The first ever FRB ever seen was in 2007, so these are a recent mystery.  The bursts only last for a few milliseconds (hence ‘fast’) but they are also very energetic. They contain as much energy as the Sun emits in 80 years all packed up into a blip.

CHIME experiment construction | Mateus A. Fandiño | The CHIME collaboration | cc by-sa 4.0 wikimedia commons

The CHIME telescope has four antennae that are 100 metres long. Its location in British Columbia means it covers the Northern sky. The FRB signals came when the CHIME telescope was not functioning at full capacity since it was in calibration phase which means that there could be many more FRBs waiting for us to spot when it is switched on fully.

This repeating signal is the second of its kind ever seen. The first one was seen in 2012 and the signal indicated that it originates from a galaxy 2.5 billion light-years away from us.

It was exciting for the astronomers who saw this second signal as it showed that the first repeating FRB was not just a freak event. Discovering the origin of these bursts will be an interesting road to follow as it will hopefully reveal some new insights into the structures of galaxies.

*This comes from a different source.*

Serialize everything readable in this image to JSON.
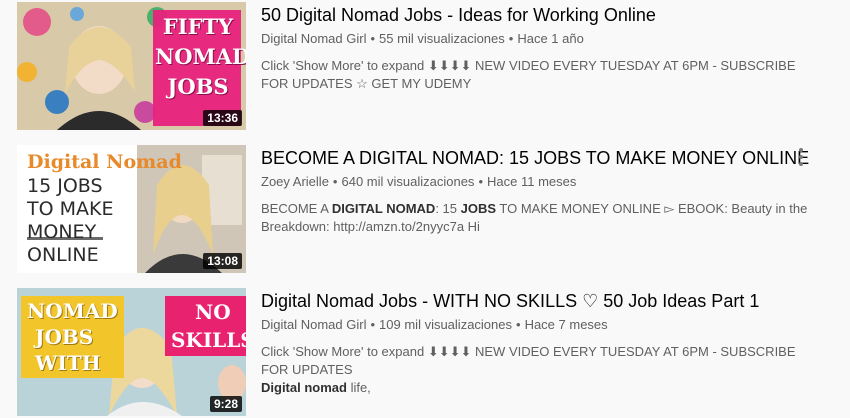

Lower-frequency FRBs, such as the one recently seen, contain information about their origins. The way in which the light is scattered can reveal information about star formations within the galaxy and what sorts of gases are swirling around.

The CHIME radio telescope in Canada | Canadian Hydrogen Intensity Mapping Experiment (CHIME).

There have been wild speculations as to the source of these FRBs, which some hypothesize could be merging black holes or could have a connection with gamma-ray bursts. Naturally, extraterrestrial life pops up with fun theories about space ship propellant. When the first pulsar was discovered, it was also hypothesized to be from alien sources as well since the period between pulses was so regular like clockwork. Instead of an alien beacon, the pulsar is a rapidly rotating neutron star emitting a beam of radio waves.